Movido por um declarado instinto de extinção de toda a cadeia de valores onde nasceu, defensor de uma arte do exagero como forma de superação de si próprio, acérrimo crítico em vertentes diversas que chegam quase à paranóia, com destaque para a vulgarização provocada pela técnica da fotografia e das imagens em movimento, do teatro reinante na sociedade do trabalho, do papel decadente dos jornais e dos jornalistas, da pobreza da literatura alemã do século XX (incluindo Thomas Mann), Franz-Josef revela-se um homem desesperado mas aparentemente calmo em toda a destruição da História do passado recente e do próprio presente, onde critica todos os tiques de modernidade que se revelam nos nossos dias, numa homogeneização estéril de tudo pelo nível mais baixo, pela massificação de uma cadeia de valores provincianos e básicos numa redoma de progresso aparente.
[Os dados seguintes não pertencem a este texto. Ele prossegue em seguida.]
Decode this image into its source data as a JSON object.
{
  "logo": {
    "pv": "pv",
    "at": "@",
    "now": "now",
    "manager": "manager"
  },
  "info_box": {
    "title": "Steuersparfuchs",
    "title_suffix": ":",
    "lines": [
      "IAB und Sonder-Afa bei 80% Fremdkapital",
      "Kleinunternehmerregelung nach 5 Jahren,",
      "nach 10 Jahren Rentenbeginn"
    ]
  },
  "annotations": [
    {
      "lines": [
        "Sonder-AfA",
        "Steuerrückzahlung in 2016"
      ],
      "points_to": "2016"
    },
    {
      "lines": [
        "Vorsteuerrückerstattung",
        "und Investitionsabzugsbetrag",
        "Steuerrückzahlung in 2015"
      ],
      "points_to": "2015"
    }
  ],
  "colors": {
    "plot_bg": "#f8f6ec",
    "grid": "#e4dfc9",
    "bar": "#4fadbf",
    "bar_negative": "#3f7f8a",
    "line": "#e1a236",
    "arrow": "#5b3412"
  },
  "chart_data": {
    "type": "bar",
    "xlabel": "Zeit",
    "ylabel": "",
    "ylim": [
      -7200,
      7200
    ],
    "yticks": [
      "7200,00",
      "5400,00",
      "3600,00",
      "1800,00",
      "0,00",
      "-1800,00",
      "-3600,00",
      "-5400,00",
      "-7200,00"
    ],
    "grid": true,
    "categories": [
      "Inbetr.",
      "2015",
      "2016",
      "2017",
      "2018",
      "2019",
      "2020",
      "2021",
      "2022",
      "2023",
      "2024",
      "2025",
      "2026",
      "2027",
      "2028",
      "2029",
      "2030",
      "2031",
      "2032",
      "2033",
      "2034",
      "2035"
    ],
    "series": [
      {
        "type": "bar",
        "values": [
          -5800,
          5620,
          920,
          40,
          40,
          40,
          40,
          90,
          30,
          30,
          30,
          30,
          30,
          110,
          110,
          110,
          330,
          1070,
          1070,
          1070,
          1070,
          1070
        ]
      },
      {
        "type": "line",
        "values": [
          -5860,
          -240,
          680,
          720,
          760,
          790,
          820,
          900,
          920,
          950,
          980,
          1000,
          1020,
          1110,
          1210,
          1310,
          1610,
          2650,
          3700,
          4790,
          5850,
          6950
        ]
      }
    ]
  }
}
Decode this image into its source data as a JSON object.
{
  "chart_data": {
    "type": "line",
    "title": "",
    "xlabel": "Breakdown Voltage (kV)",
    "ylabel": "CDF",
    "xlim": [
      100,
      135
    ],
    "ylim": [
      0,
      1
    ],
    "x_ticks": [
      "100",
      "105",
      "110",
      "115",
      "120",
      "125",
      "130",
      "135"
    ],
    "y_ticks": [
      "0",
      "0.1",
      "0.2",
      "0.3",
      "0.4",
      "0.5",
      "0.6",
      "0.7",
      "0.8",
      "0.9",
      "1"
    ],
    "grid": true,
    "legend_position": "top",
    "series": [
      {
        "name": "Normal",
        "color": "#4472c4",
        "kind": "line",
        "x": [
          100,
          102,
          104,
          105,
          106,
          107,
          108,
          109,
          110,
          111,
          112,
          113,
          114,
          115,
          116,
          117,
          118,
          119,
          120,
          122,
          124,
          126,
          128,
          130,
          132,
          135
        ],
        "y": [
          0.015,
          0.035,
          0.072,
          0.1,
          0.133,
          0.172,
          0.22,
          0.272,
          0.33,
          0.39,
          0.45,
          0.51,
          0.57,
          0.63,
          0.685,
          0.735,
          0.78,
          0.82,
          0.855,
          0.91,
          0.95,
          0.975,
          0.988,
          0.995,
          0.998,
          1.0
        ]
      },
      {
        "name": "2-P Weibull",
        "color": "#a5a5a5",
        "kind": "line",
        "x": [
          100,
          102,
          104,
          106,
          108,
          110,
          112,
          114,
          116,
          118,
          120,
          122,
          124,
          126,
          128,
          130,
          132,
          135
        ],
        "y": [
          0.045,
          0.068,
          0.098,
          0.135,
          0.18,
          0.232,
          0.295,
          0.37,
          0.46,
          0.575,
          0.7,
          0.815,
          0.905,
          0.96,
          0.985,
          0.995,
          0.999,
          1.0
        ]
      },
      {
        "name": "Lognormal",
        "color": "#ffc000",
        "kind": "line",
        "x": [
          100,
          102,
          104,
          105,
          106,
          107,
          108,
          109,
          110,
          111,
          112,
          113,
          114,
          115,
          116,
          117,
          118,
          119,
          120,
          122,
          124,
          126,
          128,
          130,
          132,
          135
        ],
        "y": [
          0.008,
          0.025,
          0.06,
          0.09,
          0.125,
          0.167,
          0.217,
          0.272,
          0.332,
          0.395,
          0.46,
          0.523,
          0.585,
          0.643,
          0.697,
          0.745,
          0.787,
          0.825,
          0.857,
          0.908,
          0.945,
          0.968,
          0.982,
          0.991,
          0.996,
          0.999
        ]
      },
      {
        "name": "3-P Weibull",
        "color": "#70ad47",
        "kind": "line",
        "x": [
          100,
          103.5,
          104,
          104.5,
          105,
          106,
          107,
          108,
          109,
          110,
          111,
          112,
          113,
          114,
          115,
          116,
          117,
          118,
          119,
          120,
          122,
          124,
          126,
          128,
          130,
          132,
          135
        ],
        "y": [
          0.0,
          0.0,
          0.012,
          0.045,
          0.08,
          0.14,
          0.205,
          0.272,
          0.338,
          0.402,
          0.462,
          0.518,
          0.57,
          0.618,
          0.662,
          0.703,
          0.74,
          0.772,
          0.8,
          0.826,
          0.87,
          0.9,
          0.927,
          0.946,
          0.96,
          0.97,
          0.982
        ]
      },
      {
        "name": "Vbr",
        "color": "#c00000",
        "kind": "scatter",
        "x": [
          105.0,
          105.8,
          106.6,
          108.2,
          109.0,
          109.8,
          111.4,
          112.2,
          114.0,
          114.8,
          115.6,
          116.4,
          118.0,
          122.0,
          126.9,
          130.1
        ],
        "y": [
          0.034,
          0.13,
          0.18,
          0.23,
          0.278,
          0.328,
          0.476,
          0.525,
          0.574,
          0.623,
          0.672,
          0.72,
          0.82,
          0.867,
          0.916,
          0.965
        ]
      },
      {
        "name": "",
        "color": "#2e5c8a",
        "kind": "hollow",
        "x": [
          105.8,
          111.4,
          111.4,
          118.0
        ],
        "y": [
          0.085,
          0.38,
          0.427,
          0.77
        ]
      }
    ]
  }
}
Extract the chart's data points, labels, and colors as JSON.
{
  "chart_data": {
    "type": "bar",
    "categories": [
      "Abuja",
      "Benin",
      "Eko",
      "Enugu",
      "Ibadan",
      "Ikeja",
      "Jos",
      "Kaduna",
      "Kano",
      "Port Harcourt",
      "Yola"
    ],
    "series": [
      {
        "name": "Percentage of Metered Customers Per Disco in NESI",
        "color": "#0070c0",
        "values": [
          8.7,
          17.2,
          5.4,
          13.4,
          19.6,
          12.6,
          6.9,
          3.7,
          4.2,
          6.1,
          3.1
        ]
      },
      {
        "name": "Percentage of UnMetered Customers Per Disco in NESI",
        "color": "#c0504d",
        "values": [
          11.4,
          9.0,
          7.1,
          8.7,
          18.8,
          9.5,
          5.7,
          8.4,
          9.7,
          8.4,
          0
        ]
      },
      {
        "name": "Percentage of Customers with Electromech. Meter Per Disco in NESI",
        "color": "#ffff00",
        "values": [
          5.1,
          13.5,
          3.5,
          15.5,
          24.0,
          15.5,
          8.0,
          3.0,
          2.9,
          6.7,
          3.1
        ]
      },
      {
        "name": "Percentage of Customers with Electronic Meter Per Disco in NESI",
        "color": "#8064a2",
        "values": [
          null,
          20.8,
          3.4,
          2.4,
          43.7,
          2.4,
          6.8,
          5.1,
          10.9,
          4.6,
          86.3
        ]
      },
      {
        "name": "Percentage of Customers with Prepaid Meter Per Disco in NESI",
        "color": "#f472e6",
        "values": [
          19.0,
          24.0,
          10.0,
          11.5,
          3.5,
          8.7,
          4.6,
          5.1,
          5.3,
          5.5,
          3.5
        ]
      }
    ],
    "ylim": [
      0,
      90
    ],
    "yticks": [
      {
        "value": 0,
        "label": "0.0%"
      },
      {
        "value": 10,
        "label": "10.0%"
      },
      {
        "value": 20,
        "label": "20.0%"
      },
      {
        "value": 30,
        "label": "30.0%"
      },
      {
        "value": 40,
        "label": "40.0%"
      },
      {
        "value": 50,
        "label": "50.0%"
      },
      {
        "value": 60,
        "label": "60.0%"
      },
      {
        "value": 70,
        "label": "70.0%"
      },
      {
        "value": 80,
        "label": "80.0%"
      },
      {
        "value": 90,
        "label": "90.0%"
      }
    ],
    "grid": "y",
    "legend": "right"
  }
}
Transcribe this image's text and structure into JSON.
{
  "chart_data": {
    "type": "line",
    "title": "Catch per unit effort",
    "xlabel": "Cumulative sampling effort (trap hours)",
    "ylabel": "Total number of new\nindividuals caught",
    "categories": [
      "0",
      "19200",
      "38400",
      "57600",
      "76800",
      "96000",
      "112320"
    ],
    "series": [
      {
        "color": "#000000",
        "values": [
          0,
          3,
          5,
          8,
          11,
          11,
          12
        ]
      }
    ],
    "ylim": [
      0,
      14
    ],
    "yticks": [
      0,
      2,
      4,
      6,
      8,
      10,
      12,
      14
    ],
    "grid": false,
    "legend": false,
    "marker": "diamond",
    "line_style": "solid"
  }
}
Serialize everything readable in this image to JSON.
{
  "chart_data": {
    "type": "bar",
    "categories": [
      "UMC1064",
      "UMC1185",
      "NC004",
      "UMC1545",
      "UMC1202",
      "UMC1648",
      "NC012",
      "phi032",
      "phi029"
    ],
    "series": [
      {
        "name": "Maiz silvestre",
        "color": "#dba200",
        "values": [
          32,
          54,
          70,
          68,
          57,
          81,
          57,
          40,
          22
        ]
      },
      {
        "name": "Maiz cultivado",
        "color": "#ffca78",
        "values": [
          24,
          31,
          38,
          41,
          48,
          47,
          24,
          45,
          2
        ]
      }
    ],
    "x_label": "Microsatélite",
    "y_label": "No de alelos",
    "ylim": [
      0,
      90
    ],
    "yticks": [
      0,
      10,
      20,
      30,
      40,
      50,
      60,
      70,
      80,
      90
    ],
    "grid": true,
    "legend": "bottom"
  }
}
Apesar de tudo, Franz-Josef transparece como uma pessoa extremamente sensível mas, afectado por toda uma cultura literária que cedo abraçou e que enaltece citando diversos autores e as suas obras, torna-se um deslocado social vítima de uma lucidez cega própria que, ajudando-o a conhecer e a explorar as profundezas de si próprio e dos outros, e dos verdadeiros valores éticos que deviam mover o mundo, encontra-se perdido neste, embora solidamente refugiado no alto da sua sabedoria humilde, partilhando-a e ampliando-a com poucas pessoas numa tímida ambição de escritor ou de alguém que crie algo eterno à imagem dos artistas que admira, como realização de uma vida distanciada das motivações vulgares e perenes dos seus contemporâneos.

Excerto

Nós deixamo-nos muitas vezes arrebatar de tal modo por um exagero, disse eu mais tarde a Gambetti, que tomamos depois esse exagero pela única realidade lógica e já de modo algum nos apercebemos da verdadeira realidade, só do exagero desmedidamente levado às alturas. Com este fanatismo do exagero sempre eu me satisfiz, disse eu a Gambetti. É por vezes a única possibilidade, designadamente sempre que fiz do fanatismo do exagero a arte do exagero, de me salvar da miséria do meu estado de espírito, do meu tédio intelectual, disse eu a Gambetti. Adestrei de tal modo a minha arte do exagero que me posso nomear à vontade o maior artista do exagero que eu conheço. Não conheço mais nenhum. Niguém levou assim tão longe a sua arte do exagero, disse eu a Gambetti e, logo a seguir, que eu, se me perguntassem uma vez sem rodeios o que é que eu sou verdadeiramente e no íntimo secreto, só poderia responder, o maior artista do exagero que eu conheço. Em seguida Gambetti desatou outra vez a rir com o seu riso de Gambetti e com esse seu riso de Gambetti me contagiou e assim rimos os dois no Pincio, nessa tarde, como nunca antes tínhamos rido. Mas também esta frase é naturalmente um exagero, penso eu agora, enquanto a escrevo, e uma característica da minha arte do exagero. Nessa altura disse eu a Gambetti que a arte do exagero era uma arte da superação, de superação da existência no meu sentido, disse eu a Gambetti. Por meio do exagero, e afinal da arte do exagero, aguentar a existência, disse eu a Gambetti, torná-la possível. Quanto mais vou avançando na idade, mais me refugio na minha arte do exagero, disse eu a Gambetti. Os grandes superadores da existência foram sempre grandes artistas do exagero, seja o que for que tenham sido, que tenham criado, Gambetti, eles foram-no afinal só pela sua arte do exagero. O pintor que não exagera é um mau pintor, o músico que não exagera é um mau músico, disse eu a Gambetti, como o escritor que não exagera é um mau escritor, podendo também acontecer que a verdadeira do exagero consista em tudo atenuar, nesse caso temos de dizer, ele exagera a atenuação e faz assim da atenuação exagerada a sua arte do exagero, Gambetti. O segredo da grande obra de arte é o exagero, disse eu a Gambetti, o segredo do grande filosofar é esse também, a arte do exagero é de modo geral o segredo do espírito, disse eu a Gambetti.